L’objet du réalisateur, on l’aura compris, est, à l’instar de l’expert psychiatre, de nous plonger dans ce qui a rendu possible la réalisation d’un tel acte. Car Bruno Reidal est tout sauf un être amoral : très croyant, bouleversé par des pulsions qu’il ne parvient pas à maitriser, il ne cesse de lutter contre des désirs qu’il est le premier à considérer comme impurs. Le spectateur se retrouve alors dans la position de Lacassagne, destinataire de cette confession.
La première réussite du film réside dans ce resserrement autour du personnage de Bruno Reidal : s’il arrive à Lacassagne (implacable Jean-Luc Vincent) et à certains condisciples du jeune séminariste d’apparaitre à l’écran, la caméra se concentre sur ce visage rugueux, grave, qui regarde l’univers avec une méfiance douloureuse. Volontiers filmé en plans rapprochés, mis en valeur par une lumière ocre qui n’en éclaire qu’une partie, ce visage nous entraine dans les tourments de cette âme écartelée entre le bien et le mal, entre l’amour et la haine pour ses proies. Il convient à ce sujet de saluer le jeu, tout en sobriété, de Dimitri Doré : le jeune acteur, que l’on retrouvera au cinéma dans A propos de Joan (Laurent Larivière) et au théâtre dans deux spectacles de Jonathan Capdevielle (Rémi et A nous deux maintenant), incarne avec une grande économie de moyens ce personnage qui semble toujours nous regarder de côté. Le choix des acteurs qui interprètent Bruno Reidal enfant fonctionne également : les visages sages de Alex Fanguin et Romain Villedieu annoncent parfaitement le regard sévère de leur aîné.

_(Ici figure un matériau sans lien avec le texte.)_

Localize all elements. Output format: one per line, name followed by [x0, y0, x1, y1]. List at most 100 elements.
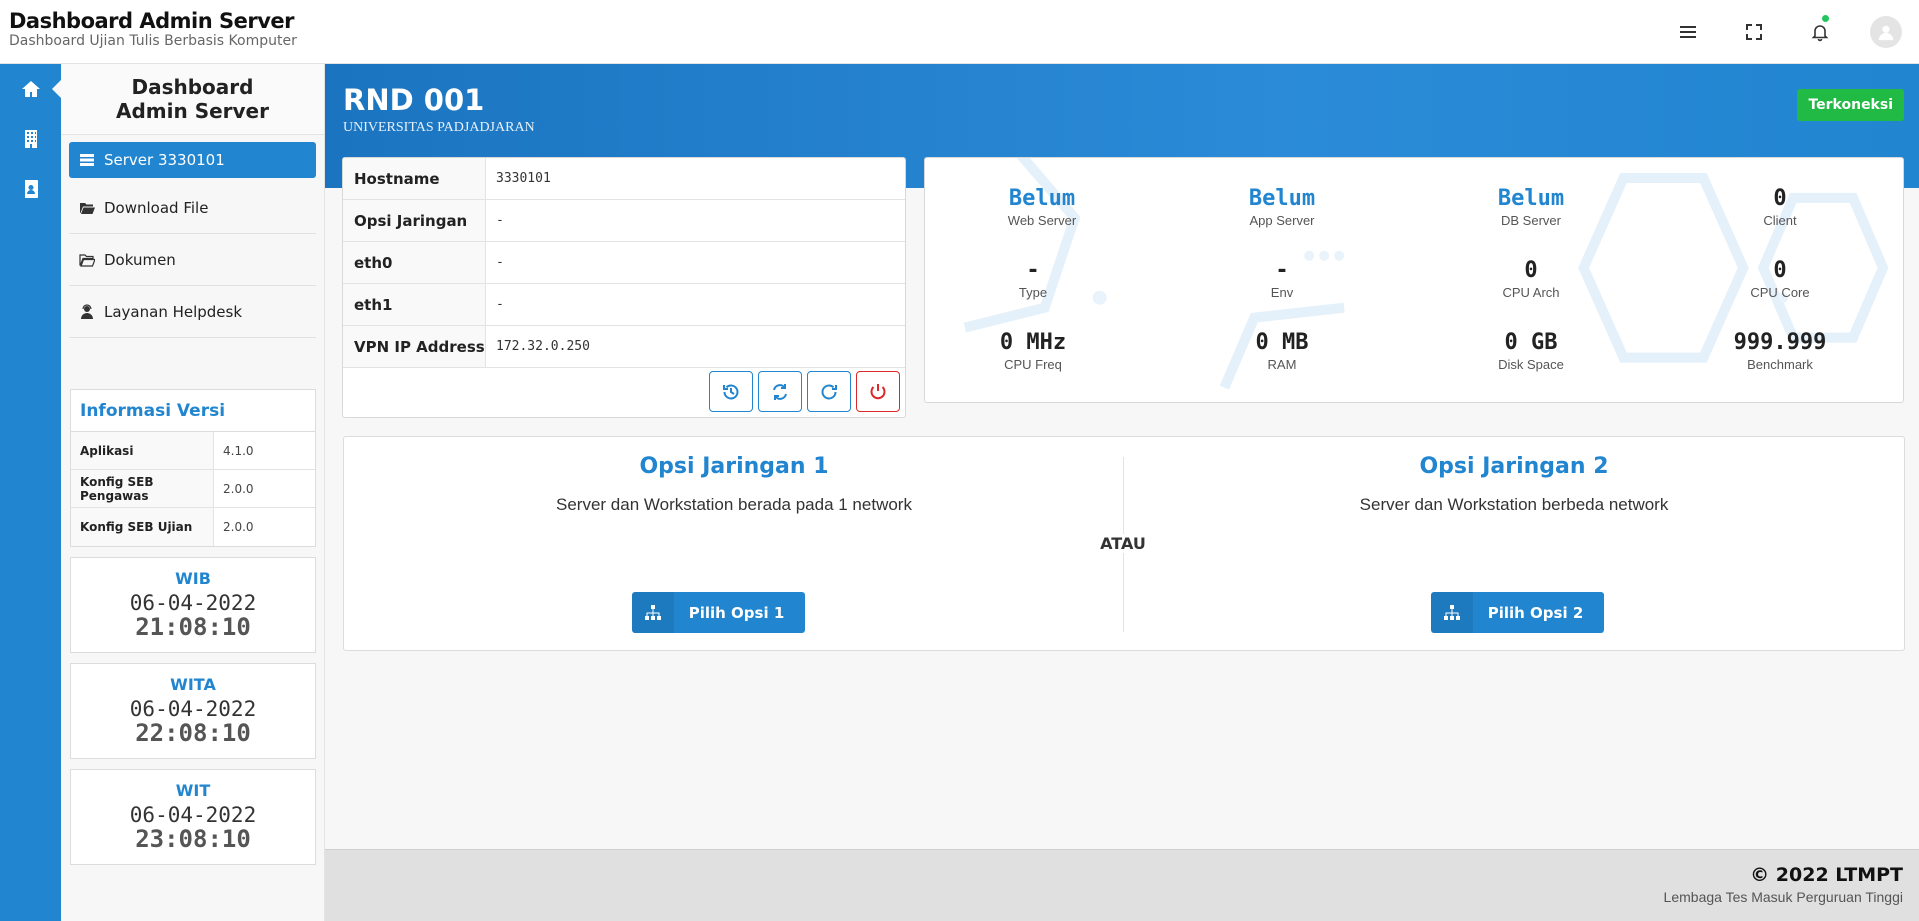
sidebar-item-server[interactable]: Server 3330101: [69, 142, 316, 178]
stat-value: -: [1026, 258, 1040, 283]
stat-label: App Server: [1249, 213, 1315, 228]
host-row: eth0 -: [343, 242, 905, 284]
version-value: 2.0.0: [223, 520, 254, 534]
user-avatar-button[interactable]: [1853, 0, 1919, 64]
stat-client: 0 Client: [1690, 186, 1870, 228]
host-value: 3330101: [496, 171, 551, 186]
choose-option-2-button[interactable]: Pilih Opsi 2: [1431, 592, 1604, 633]
rail-home[interactable]: [0, 64, 61, 114]
stat-value: 0: [1524, 258, 1538, 283]
stat-ram: 0 MB RAM: [1192, 330, 1372, 372]
sidebar-item-download-file[interactable]: Download File: [69, 182, 316, 234]
clock-time: 23:08:10: [135, 825, 251, 853]
stat-value: 0 MB: [1255, 330, 1309, 355]
stat-env: - Env: [1192, 258, 1372, 300]
stat-cpu-arch: 0 CPU Arch: [1441, 258, 1621, 300]
host-row: Hostname 3330101: [343, 158, 905, 200]
stat-benchmark: 999.999 Benchmark: [1690, 330, 1870, 372]
sidebar-item-helpdesk[interactable]: Layanan Helpdesk: [69, 286, 316, 338]
footer: © 2022 LTMPT Lembaga Tes Masuk Perguruan…: [325, 849, 1919, 921]
host-value: -: [496, 255, 504, 270]
host-row: Opsi Jaringan -: [343, 200, 905, 242]
clock-wita: WITA 06-04-2022 22:08:10: [70, 663, 316, 759]
stat-value: 0: [1773, 186, 1787, 211]
power-button[interactable]: [856, 371, 900, 412]
sidebar-item-label: Dokumen: [104, 250, 176, 269]
stat-label: Client: [1763, 213, 1797, 228]
stat-label: DB Server: [1501, 213, 1561, 228]
version-key: Konfig SEB Pengawas: [71, 470, 214, 507]
clock-wib: WIB 06-04-2022 21:08:10: [70, 557, 316, 653]
app-subtitle: Dashboard Ujian Tulis Berbasis Komputer: [9, 33, 297, 49]
host-value: -: [496, 297, 504, 312]
sitemap-icon: [1431, 592, 1473, 633]
stat-type: - Type: [943, 258, 1123, 300]
server-icon: [80, 154, 94, 166]
stat-value: 0 GB: [1504, 330, 1558, 355]
clock-zone: WIT: [175, 781, 211, 800]
stat-cpu-freq: 0 MHz CPU Freq: [943, 330, 1123, 372]
version-row: Aplikasi 4.1.0: [71, 432, 315, 470]
user-avatar-icon: [1870, 16, 1902, 48]
host-key: VPN IP Address: [343, 326, 486, 367]
option-title: Opsi Jaringan 1: [639, 454, 829, 479]
clock-date: 06-04-2022: [129, 591, 257, 615]
clock-wit: WIT 06-04-2022 23:08:10: [70, 769, 316, 865]
sitemap-icon: [632, 592, 674, 633]
stat-label: RAM: [1267, 357, 1297, 372]
top-bar: Dashboard Admin Server Dashboard Ujian T…: [0, 0, 1919, 64]
stat-value: 0: [1773, 258, 1787, 283]
version-value: 2.0.0: [223, 481, 254, 496]
rail-contacts[interactable]: [0, 164, 61, 214]
network-options-panel: Opsi Jaringan 1 Server dan Workstation b…: [343, 436, 1905, 651]
footer-organization: Lembaga Tes Masuk Perguruan Tinggi: [1663, 889, 1903, 905]
stat-label: Benchmark: [1747, 357, 1813, 372]
version-key: Aplikasi: [71, 432, 214, 469]
sidebar-title: Dashboard Admin Server: [61, 64, 324, 135]
stat-label: Env: [1270, 285, 1294, 300]
option-description: Server dan Workstation berada pada 1 net…: [556, 495, 912, 514]
sidebar-menu: Server 3330101 Download File Dokumen Lay…: [61, 135, 324, 338]
sidebar-item-dokumen[interactable]: Dokumen: [69, 234, 316, 286]
redo-button[interactable]: [807, 371, 851, 412]
building-icon: [24, 130, 37, 148]
stat-cpu-core: 0 CPU Core: [1690, 258, 1870, 300]
stat-value: 0 MHz: [999, 330, 1067, 355]
clock-zone: WITA: [170, 675, 216, 694]
server-name: RND 001: [343, 83, 485, 117]
sync-button[interactable]: [758, 371, 802, 412]
host-key: Opsi Jaringan: [343, 200, 486, 241]
host-value: -: [496, 213, 504, 228]
menu-icon[interactable]: [1655, 0, 1721, 64]
footer-copyright: © 2022 LTMPT: [1750, 864, 1903, 886]
options-separator: ATAU: [1098, 534, 1148, 553]
option-description: Server dan Workstation berbeda network: [1359, 495, 1669, 514]
stat-label: Type: [1018, 285, 1048, 300]
notification-dot: [1822, 15, 1829, 22]
bell-icon[interactable]: [1787, 0, 1853, 64]
redo-icon: [821, 384, 837, 399]
sidebar-title-text: Dashboard Admin Server: [116, 75, 269, 123]
sidebar: Dashboard Admin Server Server 3330101 Do…: [61, 64, 325, 921]
host-key: Hostname: [343, 158, 486, 199]
stat-value: Belum: [1248, 186, 1316, 211]
clock-date: 06-04-2022: [129, 803, 257, 827]
sidebar-item-label: Layanan Helpdesk: [104, 302, 243, 321]
history-button[interactable]: [709, 371, 753, 412]
stat-label: CPU Core: [1750, 285, 1810, 300]
host-value: 172.32.0.250: [496, 339, 590, 354]
sidebar-item-label: Server 3330101: [104, 151, 225, 169]
network-option-2: Opsi Jaringan 2 Server dan Workstation b…: [1124, 437, 1904, 652]
host-key: eth0: [343, 242, 486, 283]
server-stats-panel: Belum Web Server Belum App Server Belum …: [924, 157, 1904, 403]
sidebar-item-label: Download File: [104, 198, 209, 217]
fullscreen-icon[interactable]: [1721, 0, 1787, 64]
icon-rail: [0, 64, 61, 921]
host-info-table: Hostname 3330101 Opsi Jaringan - eth0 - …: [342, 157, 906, 418]
option-button-label: Pilih Opsi 1: [688, 603, 785, 622]
choose-option-1-button[interactable]: Pilih Opsi 1: [632, 592, 805, 633]
folder-open-icon: [80, 202, 95, 214]
institution-name: UNIVERSITAS PADJADJARAN: [343, 120, 535, 135]
rail-building[interactable]: [0, 114, 61, 164]
folder-open-icon: [79, 253, 95, 267]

Quant aux paysages de basse montagne, ils forment, par leur sérénité, un malicieux contraste avec les angoisses du personnage. Souvent ensoleillées, ces vallées du Cantal ont quelque chose de la Franche-Comté de Courbet : un sol vallonné mais peu élevé, des couleurs aux teintes discrètes et des personnages qui, comme dans Un enterrement à Ornans, n’apparaissent qu’en groupes. Un parfait écrin pour un meurtre incompréhensible.
Les entretiens avec Dimitri Doré et Vincent Le Port, présents dans ce DVD, viennent éclairer certains aspects du jeu et de la direction d’acteurs. Le rapport médico-légal a ainsi servi le travail corporel de Dimitri Doré, qui s’en est saisi comme de didascalies (rappelons ici que l’acteur a commencé au théâtre). De manière générale, le traitement des archives – les deux Evangiles de Vincent Le Port selon sa formule – fait l’objet de nombreuses questions évoquées dans le bonus.
Le DVD est enrichi du court-métrage La Marche de Paris à Brest, qui s’inspire La Marche de Munich à Berlin (München-Berlin Wanderung) de Oskar Fischinker (1927) : en un film de six minutes (le film-source en durait cinq), le réalisateur fait défiler des images filmées lors d’un voyage en Bretagne. La vitesse avec laquelle elles défilent fait penser, malgré un titre on ne peut plus clair, à un voyage en train ou en voiture. Le travail de composition nous fait passer sans solution de continuité d’un pêcheur aux allures un rien archaïques à des éoliennes toutes modernes. La découverte de ce court-métrage rend compte de l’évolution du travail de Vincent Le Port et met en perspective le traitement des paysages dans Bruno Reidal ainsi que son rapport au rythme et au temps. Il s’agit donc d’un matériau qui enrichit avantageusement le visionnage du long-métrage.